Vinho “Spotachio” vai da rejeição ao reconhecimento

Vinho “Spotachio” vai da rejeição ao reconhecimento

Marca Família Ulian foi lançada em 2001

Por
Nereida Vergara

Às vezes para uma coisa dar certo, antes, ela precisa dar errado. Tal sabedoria foi assimilada na prática pelo vitivinicultor Vilmar Ulian, de Linha Oitenta, interior do município de Flores da Cunha, na região serrana do Rio Grande do Sul. A Família Ulian, que hoje tem um aconchegante paradouro para receber os turistas interessados em bons vinhos e boa comida, iniciou seu cultivo de uvas e elaboração de vinhos de mesa em 1964, pelas mãos de Idalino Ulian, pai de Vilmar. A marca Família Ulian foi lançada em 2001, com planos para a expansão de mercado e o ingresso posterior no segmento de vinhos finos. 

Pois lá no início da década de 2010, Vilmar, que já tinha uma venda consistente de seus vinhos na região, foi procurado por um amigo, dono de um restaurante, que lhe encomendou 600 garrafas de bebida. O agricultor preparou então, com capricho, um blend de uvas merlot e cabernet sauvignon, e levou para a degustação do cliente. Qual não foi sua decepção quando o amigo provou o vinho e usou para defini-lo uma palavra que na comunidade italiana tem significado quase ofensivo: spotachio. Pelo dicionário, spotachio significa algo irregular, mas para os descendentes dos imigrantes italianos resume aquilo que é "uma porcaria". Indignado, Vilmar voltou para casa e avisou que ninguém mexesse naquele vinho, que ia ficar lá na barrica, porque tinha estragado.

Passado mais de um ano e meio, Vilmar decidiu usar um jantar entre amigos para fazer uma experiência. Numa garrafa sem rótulo, serviu o vinho que havia sido mal avaliado e, aí, foi que tudo mudou. Todos, no encontro, inclusive o amigo aquele que havia encomendado as 600 garrafas, apreciaram muito a bebida servida sem identificação. "Bah Vilmar, mas que vinho bom, este aqui sim eu vou querer 100 garrafas", disse o dono do restaurante que havia irritado o filho de seu Idalino com seu comentário intempestivo. "Esse é aquele vinho que tu chamou de spotachio, e pra ti não vou vender", respondeu Vilmar. Mais tarde, já em casa, comentou com a esposa que ia engarrafar "a porcaria" e que ia inclusive dar como nome o termo em italiano.

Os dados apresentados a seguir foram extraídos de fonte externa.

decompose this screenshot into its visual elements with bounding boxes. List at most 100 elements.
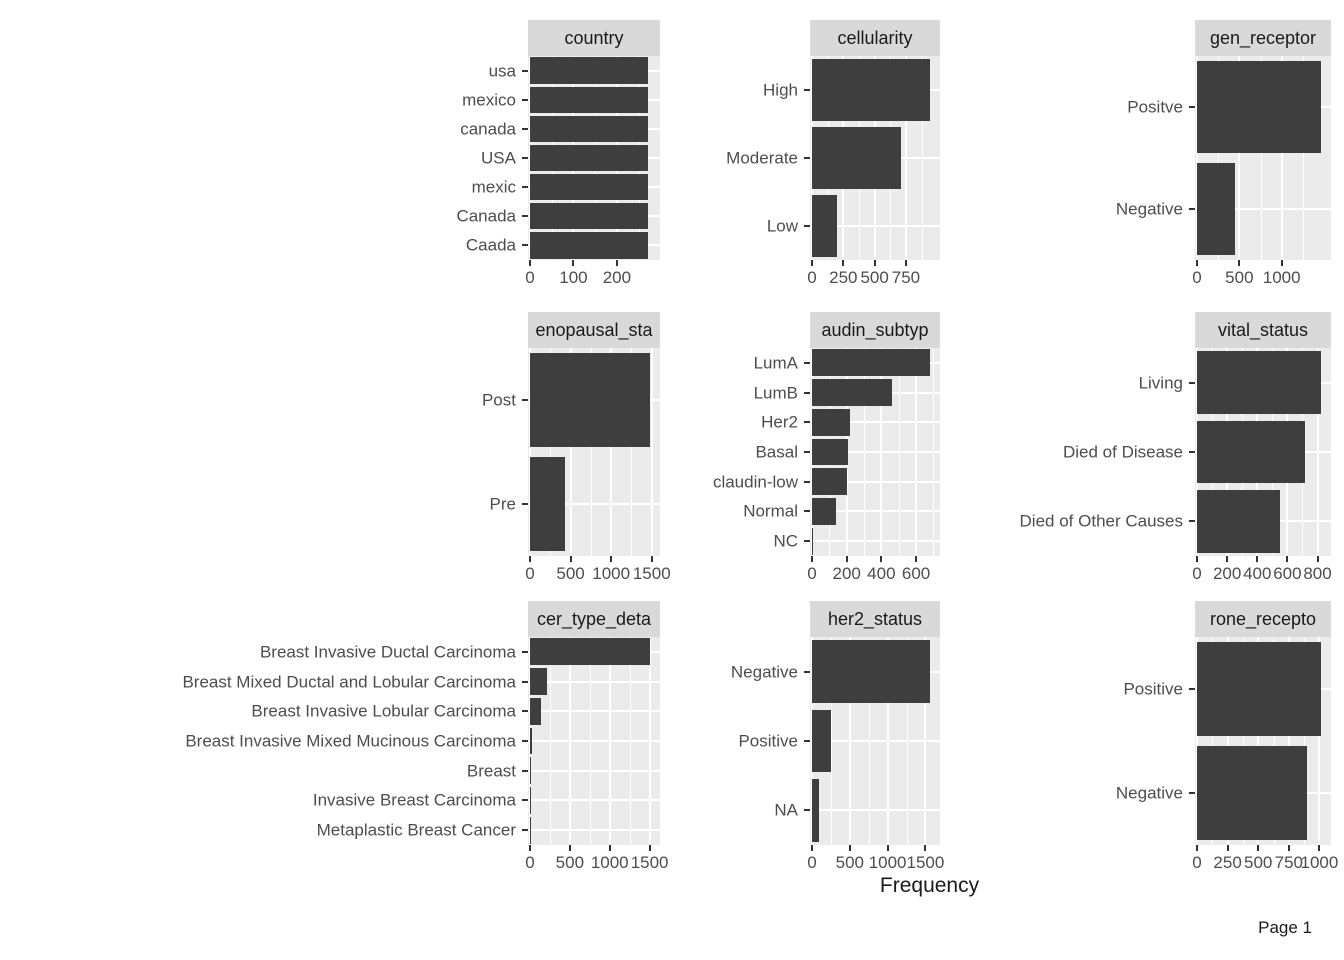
y-tick-label: Died of Disease xyxy=(1062,442,1183,462)
y-tick-mark xyxy=(804,451,810,453)
y-tick-mark xyxy=(522,186,528,189)
y-axis-labels: usa mexico canada USA mexic Canada Caada xyxy=(368,56,528,260)
x-tick-mark xyxy=(904,260,907,266)
gridline-major xyxy=(1318,637,1321,845)
x-tick-mark xyxy=(886,845,889,851)
y-tick-mark xyxy=(804,670,810,673)
facet-title: cer_type_deta xyxy=(536,608,652,629)
y-tick-label: NA xyxy=(774,800,798,820)
y-tick-label: Negative xyxy=(730,662,798,682)
facet-cellularity: cellularity High Moderate Low 0 250 500 750 xyxy=(680,20,940,288)
bar xyxy=(530,57,649,84)
x-tick-mark xyxy=(811,260,813,266)
x-tick-label: 0 xyxy=(807,268,817,287)
x-tick-mark xyxy=(873,260,876,266)
gridline-minor xyxy=(631,348,633,556)
x-tick-label: 0 xyxy=(525,268,535,287)
x-tick-label: 0 xyxy=(807,564,817,583)
x-tick-mark xyxy=(1238,260,1241,266)
gridline-major xyxy=(1287,637,1290,845)
gridline-major xyxy=(810,540,940,543)
bar xyxy=(1197,163,1235,255)
y-tick-mark xyxy=(522,503,528,505)
bar xyxy=(812,195,837,257)
x-tick-label: 500 xyxy=(860,268,889,287)
x-tick-label: 750 xyxy=(891,268,921,287)
bar xyxy=(812,438,849,466)
x-tick-label: 0 xyxy=(1192,853,1202,872)
y-tick-mark xyxy=(522,680,528,683)
y-tick-mark xyxy=(522,710,528,713)
y-axis-labels: Living Died of Disease Died of Other Cause… xyxy=(960,348,1195,556)
x-tick-label: 500 xyxy=(555,853,585,872)
bar xyxy=(812,640,930,703)
facet-title: country xyxy=(564,27,624,48)
gridline-major xyxy=(528,829,660,832)
x-tick-label: 250 xyxy=(1213,853,1242,872)
page-number: Page 1 xyxy=(1258,918,1312,937)
x-tick-label: 0 xyxy=(807,853,817,872)
y-tick-label: Caada xyxy=(465,235,516,255)
facet-strip: gen_receptor xyxy=(1195,20,1331,56)
y-tick-label: canada xyxy=(460,119,516,139)
x-tick-label: 1000 xyxy=(1300,853,1339,872)
facet-title: vital_status xyxy=(1217,319,1309,340)
facet-strip: enopausal_sta xyxy=(528,312,660,348)
y-tick-label: USA xyxy=(481,148,516,168)
y-tick-label: Positive xyxy=(738,731,798,751)
facet-strip: audin_subtyp xyxy=(810,312,940,348)
gridline-major xyxy=(810,225,940,227)
y-tick-label: Pre xyxy=(489,494,516,514)
x-tick-label: 200 xyxy=(1212,564,1242,583)
y-tick-label: Breast xyxy=(466,761,516,781)
bar xyxy=(530,203,649,230)
y-tick-mark xyxy=(1189,451,1195,453)
y-tick-mark xyxy=(522,157,528,159)
facet-strip: cellularity xyxy=(810,20,940,56)
y-tick-mark xyxy=(1189,520,1195,523)
x-axis-labels: 0 100 200 xyxy=(525,260,660,288)
y-axis-labels: Post Pre xyxy=(408,348,528,556)
y-tick-label: Her2 xyxy=(761,412,798,432)
gridline-major xyxy=(810,480,940,483)
plot-panel xyxy=(1195,637,1331,845)
x-tick-label: 100 xyxy=(559,268,588,287)
y-tick-label: usa xyxy=(488,61,516,81)
bar xyxy=(530,144,649,172)
bar xyxy=(1197,351,1321,414)
y-axis-labels: Negative Positive NA xyxy=(690,637,810,845)
y-tick-mark xyxy=(804,421,810,424)
x-axis-labels: 0 250 500 750 1000 xyxy=(1192,845,1338,873)
bar xyxy=(812,779,820,842)
bar xyxy=(530,787,532,814)
y-tick-mark xyxy=(522,399,528,401)
plot-panel xyxy=(810,56,940,260)
x-tick-label: 1500 xyxy=(906,853,945,872)
x-tick-mark xyxy=(615,260,618,266)
y-tick-label: Canada xyxy=(456,206,516,226)
bar xyxy=(812,468,847,496)
y-tick-label: Breast Mixed Ductal and Lobular Carcinom… xyxy=(182,672,516,692)
x-tick-label: 500 xyxy=(835,853,864,872)
x-tick-mark xyxy=(811,845,813,851)
gridline-major xyxy=(610,348,613,556)
y-axis-labels: Breast Invasive Ductal Carcinoma Breast M… xyxy=(48,637,528,845)
x-tick-mark xyxy=(880,556,883,562)
y-tick-mark xyxy=(1189,792,1195,794)
y-tick-label: Positive xyxy=(1123,679,1183,699)
bar xyxy=(530,697,542,725)
gridline-major xyxy=(810,451,940,453)
bar xyxy=(530,174,649,201)
plot-panel xyxy=(528,637,660,845)
x-tick-label: 1000 xyxy=(592,564,631,583)
y-tick-mark xyxy=(522,215,528,218)
x-tick-mark xyxy=(1196,260,1198,266)
plot-panel xyxy=(1195,56,1331,260)
x-tick-label: 0 xyxy=(1192,564,1202,583)
gridline-minor xyxy=(1218,56,1220,260)
bar xyxy=(530,86,649,113)
gridline-major xyxy=(810,740,940,742)
gridline-minor xyxy=(1242,637,1244,845)
x-tick-mark xyxy=(842,260,845,266)
gridline-major xyxy=(1238,56,1241,260)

Hoje, Spotachio é o rótulo mais valorizado da Família Ulian, ganhou adeptos bem além de Flores da Cunha e é comercializado por volta de R$ 200,00 a garrafa. Eduardo Ulian, que desde 2021 junto com a irmã, Carla, toca os negócios da vinícola, afirma que a história toda foi um aprendizado sobre o tempo que cada vinho e cada uva precisa para dar o melhor resultado. Segundo ele, que está prestes a se graduar em enologia, "gringo não perde, aprende com a derrota".

A história foi contada pelo próprio Vilmar, no dia de visitas às vinícolas de Flores da Cunha promovido pela Associação dos Produtores de Vinhos de Altos Montes (Apromontes), em 15 de julho. A entidade congrega na região 18 estabelecimentos de Flores da Cunha e Nova Pádua. A produção dos Altos Montes em 2023 deve chegar a 6,5 milhões de garrafas de vinhos finos e espumantes, com uvas provenientes de 115 hectares de vinhedos. No roteiro, foram visitadas as vinícolas Família Ulian, Luiz Argenta, Cantina Gerlain e Monte Reale.